Both the neighbor’s and the client’s adjoining properties are within a subdivision established in 1966 according to a plan of common and uniform development. The setback lines in issue are shown on the subdivision map that was approved by the planning commission in 1966. The Rye City Code provides that such setback lines when approved by the planning commission and shown on a subdivision map “shall constitute a deed restriction upon the placement of the buildings upon each lot affected.”
Adam Leitman Bailey, P.C.’s client employed local Westchester counsel to oppose the neighbor’s application before the planning commission contending that the setback lines were deed restrictions that ran with the land and could not be modified. The planning commission ruled in favor of the neighbor holding that it had the right to modify zoning restrictions, and, because environmental laws governing the wetlands at the back of the property had not been enacted in 1966, when the front yard setbacks were approved, the changed circumstances justified the setback modification the neighbor requested.
The client commenced a proceeding to overturn the decision of the Rye City Planning Commission as arbitrary and capricious. Adam Leitman Bailey, P.C. was then retained as special co-counsel in the case to argue that the planning commission’s action was not only arbitrary and capricious, but also unconstitutional because, by voiding the deed restricted setback lines, vested property rights of Adam Leitman Bailey, P.C.’s client were divested in violation of the Contracts Clause of the United States Constitution which provides that “No State shall . . . pass any . . . law impairing the Obligation of Contract.”

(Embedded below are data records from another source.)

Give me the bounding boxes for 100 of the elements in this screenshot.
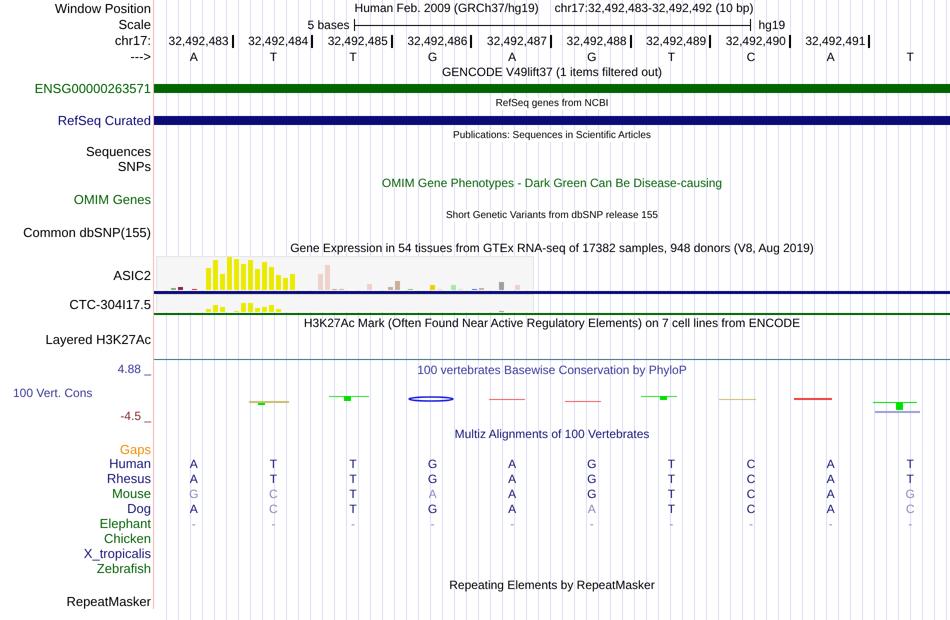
track-label[interactable]: ---> [130,48,151,64]
track-label[interactable]: 100 Vert. Cons [0,386,92,400]
aligned-base: A [826,486,835,500]
tick-mark [232,34,234,48]
track-title: H3K27Ac Mark (Often Found Near Active Regulatory Elements) on 7 cell lines from ENCODE [304,316,800,330]
ruler-position: 32,492,488 [566,33,627,50]
track-label[interactable]: Sequences [86,144,151,159]
track-label[interactable]: Layered H3K27Ac [45,332,151,347]
aligned-base: - [590,516,594,530]
base-letter: A [826,49,835,66]
gene-bar[interactable] [154,116,950,124]
track-label[interactable]: Elephant [100,516,151,531]
axis-max-label: 4.88 _ [118,362,151,377]
aligned-base: A [588,502,596,516]
ruler-position: 32,492,487 [486,33,547,50]
aligned-base: T [668,486,676,500]
track-label[interactable]: ASIC2 [113,268,151,282]
tick-mark [470,34,472,48]
aligned-base: T [349,472,357,486]
base-letter: G [428,49,438,66]
base-letter: T [270,49,278,66]
track-label[interactable]: SNPs [118,159,151,174]
track-label[interactable]: Scale [118,16,151,32]
aligned-base: - [908,516,912,530]
track-title: Multiz Alignments of 100 Vertebrates [454,427,650,441]
aligned-base: A [826,502,835,516]
ruler-position: 32,492,489 [646,33,706,50]
track-label[interactable]: Window Position [54,0,151,16]
track-label[interactable]: Common dbSNP(155) [23,224,151,240]
aligned-base: - [350,516,355,530]
aligned-base: G [428,456,438,470]
ruler-position: 32,492,484 [248,33,308,50]
aligned-base: G [428,502,438,516]
aligned-base: C [746,502,756,516]
ruler-position: 32,492,491 [805,33,866,50]
axis-min-label: -4.5 _ [120,409,151,424]
gene-bar[interactable] [154,84,950,92]
aligned-base: A [190,502,198,516]
aligned-base: A [508,456,516,470]
aligned-base: - [430,516,435,530]
aligned-base: T [270,456,278,470]
base-letter: C [746,49,756,66]
aligned-base: A [190,456,198,470]
scale-size: 5 bases [307,17,350,34]
aligned-base: T [668,456,676,470]
aligned-base: C [746,472,756,486]
track-title: OMIM Gene Phenotypes - Dark Green Can Be Disease-causing [382,176,722,190]
track-label[interactable]: RefSeq Curated [58,112,151,128]
scale-assembly: hg19 [758,17,786,34]
tick-mark [788,34,791,48]
base-letter: G [587,49,596,66]
base-letter: A [508,49,516,66]
aligned-base: C [269,486,278,500]
track-label[interactable]: OMIM Genes [74,192,151,206]
track-label[interactable]: Human [109,456,151,471]
track-title: Short Genetic Variants from dbSNP release 155 [446,210,658,222]
aligned-base: - [828,516,833,530]
aligned-base: G [587,456,596,470]
tick-mark [390,34,393,48]
track-title: Publications: Sequences in Scientific Articles [453,130,651,142]
tick-mark [868,34,870,48]
tick-mark [709,34,712,48]
track-label[interactable]: RepeatMasker [66,594,151,608]
ruler-position: 32,492,486 [407,33,468,50]
ruler-position: 32,492,485 [328,33,388,50]
track-label[interactable]: Dog [127,501,151,516]
track-title: GENCODE V49lift37 (1 items filtered out) [442,65,662,79]
base-letter: A [190,49,198,66]
aligned-base: T [270,472,278,486]
aligned-base: G [189,486,198,500]
aligned-base: A [428,486,437,500]
aligned-base: A [190,472,198,486]
track-label[interactable]: Chicken [104,531,151,546]
track-label[interactable]: ENSG00000263571 [34,80,151,96]
base-letter: T [349,49,357,66]
ruler-position: 32,492,490 [726,33,786,50]
track-title: Gene Expression in 54 tissues from GTEx RNA-seq of 17382 samples, 948 donors (V8, Aug 2019) [290,241,814,255]
aligned-base: A [508,502,516,516]
aligned-base: G [428,472,438,486]
aligned-base: A [508,486,516,500]
aligned-base: T [668,472,676,486]
tick-mark [630,34,632,48]
aligned-base: C [746,486,756,500]
aligned-base: T [668,502,676,516]
track-label[interactable]: Rhesus [106,471,151,486]
track-label[interactable]: Zebrafish [96,561,151,576]
tick-mark [550,34,552,48]
aligned-base: C [906,502,915,516]
base-letter: T [668,49,676,66]
aligned-base: A [508,472,516,486]
track-label[interactable]: CTC-304I17.5 [69,297,151,312]
aligned-base: C [746,456,756,470]
aligned-base: G [587,486,596,500]
track-title: RefSeq genes from NCBI [496,98,608,110]
track-label[interactable]: chr17: [114,32,151,48]
track-label[interactable]: X_tropicalis [84,546,151,561]
track-label[interactable]: Mouse [112,486,151,501]
track-title: Repeating Elements by RepeatMasker [449,578,655,592]
aligned-base: - [271,516,276,530]
aligned-base: T [349,486,357,500]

Initially, the Westchester Supreme Court which heard the case ruled against Adam Leitman Bailey, P.C.’s client holding (a) that the front yard setback lines were not deed restrictions, and (b) that the planning commission’s decision was not a “legislative act” and, therefore, not violative of the contracts clause. A motion to reargue was made in which the court was persuaded to acknowledge that the setback lines were indeed deed restrictions and “as such cannot be interfered with by a legislative body.” Based on Adam Leitman Bailey, P.C.’s arguments, the court was also persuaded that, when the planning commission modified the setback lines, the commission had acted as a legislative body, and the court held, therefore, that the “Planning Commission had no authority as a deed restriction, to limit or negate said restriction by approving the setback lines outside the perimeter of the dotted lines on the subdivision map.”
Accordingly, the court held that the planning commission “did abuse their authority by approving Respondent’s request for a front yard setback modification,” and it granted Adam Leitman Bailey, P.C.’s client’s petition to void the planning commission decision.
The Adam Leitman Bailey, P.C. partners who handled this matter were Adam Leitman Bailey and John M. Desiderio.